Die drei Jahre und zehn Monate Gefängnis hatte der Angeklagte erwartet. Auf eine Strafe in etwa dieser Höhe hatte der Trickbetrüger sich bei Prozessbeginn mit dem Gericht verständigt. Im Gegenzug für ein umfassendes Geständnis und Hintergründe zu der Betrugsmasche "falscher Polizist". Spannender war für den 28-Jährigen am Dienstag bei der Urteilsverkündung eine andere Frage: Wird der Haftbefehl gegen ihn aufgehoben? Darf er vor Antritt seiner Strafe noch einmal nach Hause? Um das eine oder andere für die kommenden Jahre zu ordnen? Und vor allem: um Weihnachten daheim mit Frau und Kindern verbringen zu können?
Nein, er kann nicht. Der Haftbefehl bleibt in Vollzug, der 28-Jährige im Gefängnis. Zu groß sei die Gefahr, dass er sich – einmal auf freiem Fuß – sofort in die Türkei absetzen würde, erklärte der Vorsitzende Richter. Denn dort habe der Bremer zuletzt gelebt, bevor er der Polizei an einem Flughafen in die Maschen ging. Auch seine Frau sei nur wegen des Prozesses vor dem Landgericht mit ihren Kindern nach Bremen gekommen. Außerdem sei da ja auch noch ein weiteres Verfahren, das zurzeit in Osnabrück gegen ihn laufe. Und auch gegen seine Frau werde noch wegen Betruges ermittelt. Dies alles erhöhe nach Auffassung des Gerichts "den Anreiz einer Strafentziehung". Es bestehe weiterhin Fluchtgefahr, deshalb bleibe der 28-Jährige in Haft.

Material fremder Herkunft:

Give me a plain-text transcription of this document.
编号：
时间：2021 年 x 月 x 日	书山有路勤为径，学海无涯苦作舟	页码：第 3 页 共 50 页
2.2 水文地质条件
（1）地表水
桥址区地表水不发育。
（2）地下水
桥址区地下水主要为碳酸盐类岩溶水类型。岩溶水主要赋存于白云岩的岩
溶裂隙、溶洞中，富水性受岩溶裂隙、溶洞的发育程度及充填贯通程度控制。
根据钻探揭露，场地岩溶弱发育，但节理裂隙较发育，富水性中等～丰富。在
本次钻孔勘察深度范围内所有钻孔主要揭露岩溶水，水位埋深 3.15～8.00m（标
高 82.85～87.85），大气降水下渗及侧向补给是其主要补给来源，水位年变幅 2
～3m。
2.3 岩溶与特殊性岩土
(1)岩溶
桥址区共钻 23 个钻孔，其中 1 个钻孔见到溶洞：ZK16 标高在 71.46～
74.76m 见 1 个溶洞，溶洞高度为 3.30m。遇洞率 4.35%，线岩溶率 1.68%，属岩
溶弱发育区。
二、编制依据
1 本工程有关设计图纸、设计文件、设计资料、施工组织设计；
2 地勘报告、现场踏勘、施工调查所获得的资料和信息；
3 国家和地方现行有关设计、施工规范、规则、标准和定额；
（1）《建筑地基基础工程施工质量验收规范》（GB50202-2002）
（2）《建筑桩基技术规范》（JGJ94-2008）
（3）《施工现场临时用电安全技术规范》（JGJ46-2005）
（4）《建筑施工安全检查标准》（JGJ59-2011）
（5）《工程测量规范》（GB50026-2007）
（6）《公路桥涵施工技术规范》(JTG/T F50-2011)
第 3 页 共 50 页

Angeklagt vor dem Landgericht waren zwei sogenannte falsche Polizisten. Bei dieser Betrugsmasche werden ältere Menschen in Deutschland aus Callcentern in der türkischen Stadt Izmir telefonisch massiv unter Druck gesetzt. Angebliche Polizisten warnen vor geplanten Überfällen, zur Sicherheit sollten die Senioren ihr Bargeld und andere Wertsachen den "Kollegen" übergeben, die gleich vorbeikämen.
81-Jährige übergab Goldbarren im Wert von 59.000 Euro
Die beiden angeklagten Männer waren an vier solcher Betrügereien beteiligt. Der 28-Jährige operierte von Izmir aus, sein 30-jähriger Komplize organisierte in Bremen das Abholen der Beute. In drei der vier Fälle blieb es beim Versuch, beim Vierten übergab eine 81-Jährige in Berlin dem 30-Jährigen Goldbarren im Wert von 59.000 Euro. Ihr Glück: Die Polizei hatte die Betrüger längst im Visier, überwachte deren Telefone und nahm den Abholer sofort nach der Übergabe fest.
Der legte nach seiner Festnahme ein Geständnis ab, brachte die Polizei auch auf die Spur des 28-Jährigen, der daraufhin mit einem internationalen Haftbefehl gesucht und schließlich in Griechenland gefasst wurde. Mit seinem frühen Geständnis und den Informationen über die Hintermänner "erarbeitete" sich der 30-Jährige laut Vorsitzendem Richter die Verständigung auf eine Strafe, die auf Bewährung ausgesetzt werden kann. Letztlich wurden es ein Jahr und zehn Monate. Auch weil er bislang nicht vorbestraft war und ihm das Gericht seine im Prozess gezeigte Reue abnahm.
Bei dem 28-Jährigen, der am Dienstag zugleich auch für 70 Fälle von Online-Betrugs verurteilt wurde, blieben für das Gericht in dieser Hinsicht noch Zweifel. Seine Aussagen seien zwar von hohem Wert für die Ermittlungsbehörden gewesen. Ja, er habe sich sogar persönlich in Gefahr gebracht, weil er seinen in der Türkei lebenden Bruder als Mittäter belastete, erklärte der Vorsitzende Richter. Doch komplett reinen Tisch habe er nicht gemacht. "Wir wissen deshalb nicht, wie ehrlich sie es meinen."